La Polonia dovrà versare 500mila euro al giorno nel bilancio europeo finché non interromperà l’estrazioni di lignite nella miniera di Turów, al confine con Germania e Repubblica Ceca. Lo ha stabilito la Corte di giustizia dell’Unione. La decisione di cessare ogni attività nel complesso risale al 21 maggio 2021 ed è giunta al termine di una dura battaglia del governo di Praga, contro il prolungamento al 2044 delle autorizzazioni per lo sfruttamento – altamente inquinante – delle risorse minerarie. Si è trattato del primo contenzioso tra due nazioni che abbia al centro l’ambiente. Varsavia però, come ribadito in più occasioni, considera la sua industria energetica “troppo dipendente dal carbone” – che soddisfa tra l’80% e il 90% del fabbisogno elettrico del Paese – e quindi non ha mai chiuso lo stabilimento. Dopo l’ennesima istanza, ora la Repubblica Ceca ha finalmente ottenuto ciò che chiedeva.

L’area di Turów – nella bassa Slesia, una delle zone più industrializzate della Polonia – è chiamata il triangolo nero. Non ha le dimensioni di Bełchatów – la più grande miniera d’Europa – ma impiega più di 3.500 lavoratori in tutta la filiera. Sin dagli anni 60 i suoi giacimenti carboniferi, vicino ai monti Sudeti, sono utilizzati per alimentare la vicina centrale di Bogatynia, con circa 7,5 milioni di tonnellate di lignite all’anno che forniscono energia a circa 3,7 milioni di persone. La concessione mineraria sarebbe dovuta scadere nel 2020, ma Varsavia aveva chiesto una proroga fino al 2044 senza presentare alcuna valutazione sull’impatto ambientale.
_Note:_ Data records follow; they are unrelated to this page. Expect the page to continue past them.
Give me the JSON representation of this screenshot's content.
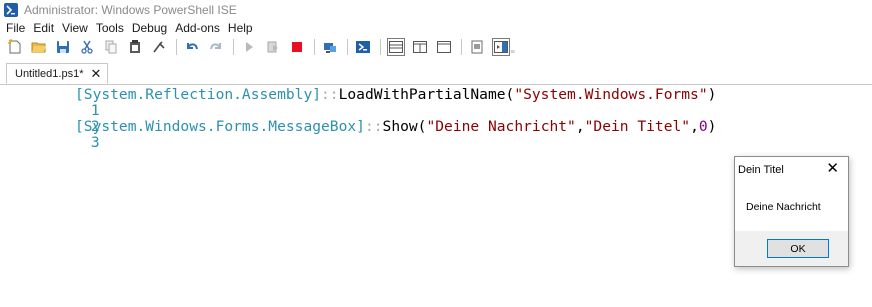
{
  "window": {
    "title": "Administrator: Windows PowerShell ISE"
  },
  "menu": {
    "items": [
      "File",
      "Edit",
      "View",
      "Tools",
      "Debug",
      "Add-ons",
      "Help"
    ]
  },
  "toolbar": {
    "icons": [
      "new-file-icon",
      "open-folder-icon",
      "save-icon",
      "cut-icon",
      "copy-icon",
      "paste-icon",
      "clear-console-icon",
      "undo-icon",
      "redo-icon",
      "run-script-icon",
      "run-selection-icon",
      "stop-icon",
      "remote-powershell-icon",
      "powershell-console-icon",
      "show-script-pane-top-icon",
      "show-script-pane-right-icon",
      "show-script-pane-maximized-icon",
      "command-window-icon",
      "show-command-addon-icon"
    ],
    "overflow": "₌"
  },
  "tabs": [
    {
      "label": "Untitled1.ps1*",
      "close": "✕"
    }
  ],
  "editor": {
    "lines": [
      {
        "number": "1",
        "type": "[System.Reflection.Assembly]",
        "op": "::",
        "method": "LoadWithPartialName(",
        "arg1": "\"System.Windows.Forms\"",
        "close": ")"
      },
      {
        "number": "2"
      },
      {
        "number": "3",
        "type": "[System.Windows.Forms.MessageBox]",
        "op": "::",
        "method": "Show(",
        "arg1": "\"Deine Nachricht\"",
        "comma1": ",",
        "arg2": "\"Dein Titel\"",
        "comma2": ",",
        "arg3": "0",
        "close": ")"
      }
    ]
  },
  "messagebox": {
    "title": "Dein Titel",
    "close": "✕",
    "message": "Deine Nachricht",
    "ok_label": "OK"
  },
  "colors": {
    "type": "#2b91af",
    "operator": "#a9a9a9",
    "string": "#8b0000",
    "number": "#800080",
    "line_number": "#2b91af",
    "stop": "#e81123",
    "accent": "#0078d7"
  }
}
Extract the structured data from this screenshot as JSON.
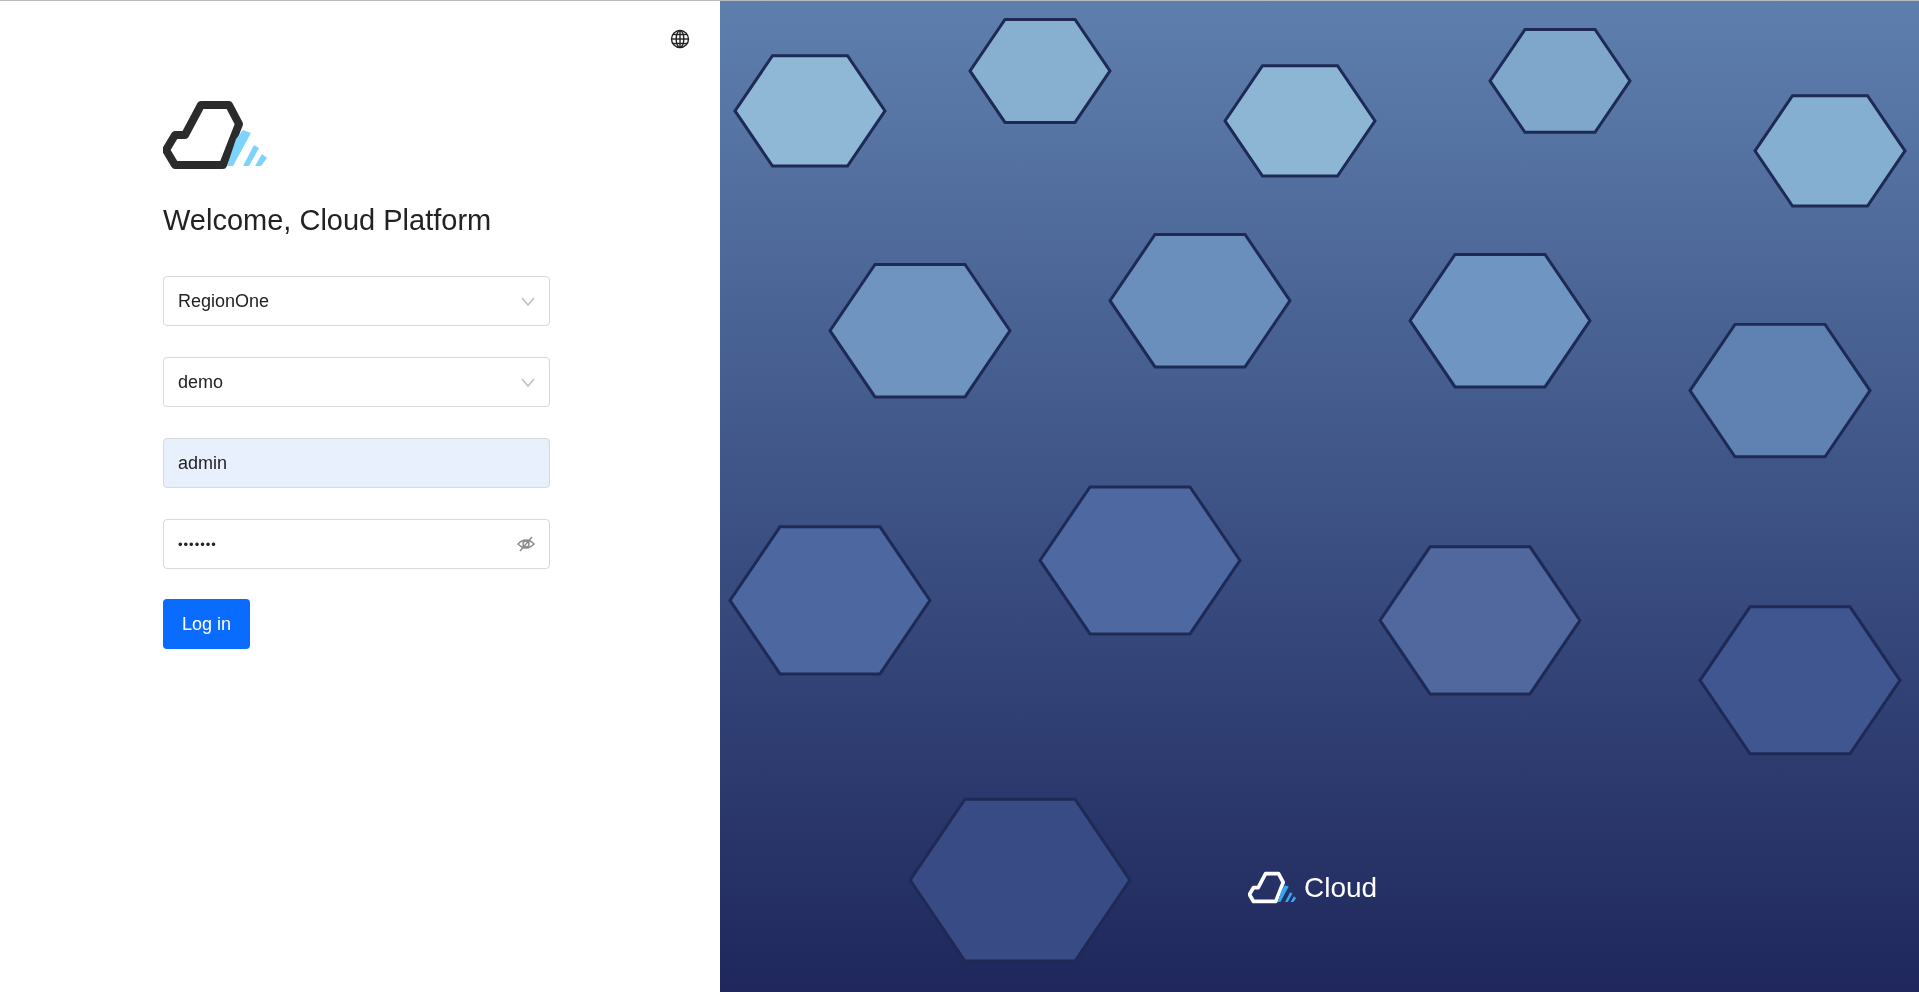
{
  "heading": "Welcome, Cloud Platform",
  "fields": [
    {
      "kind": "select",
      "value": "RegionOne",
      "autofilled": false
    },
    {
      "kind": "select",
      "value": "demo",
      "autofilled": false
    },
    {
      "kind": "text",
      "value": "admin",
      "autofilled": true
    },
    {
      "kind": "password",
      "value": "•••••••",
      "autofilled": false
    }
  ],
  "submit": "Log in",
  "hero": {
    "kind": "picture",
    "brand": "Cloud"
  }
}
L’estrazione di combustibili fossili è però critica: la qualità dell’aria è nettamente peggiorata e agricoltura e allevamento non sono ormai quasi più possibili nelle zone circostanti. La questione più preoccupante è però quella dell’acqua. Le attività del complesso hanno infatti prosciugato le falde idriche di Frýdlant, cittadina turistica di 30mila persone in Repubblica Ceca. I macchinari pompano infatti l’acqua, necessaria nel processo di produzione della lignite, facendola fluire dal territorio ceco verso quello polacco. “La zona diventa sempre più secca” ha dichiarato il sindaco Dan Ramzer che insieme ai governanti di altri 18 comuni limitrofi ha deciso di presentare una vertenza a Praga e di insistere finché il ministro degli Esteri Tomáš Petříček non ha portato il problema in Europa. Dopo i negoziati fallimentari di febbraio 2020 e le vane richieste di chiarimenti è arrivato il ricorso – poi accolto dall’Unione – contro l’estensione delle concessioni.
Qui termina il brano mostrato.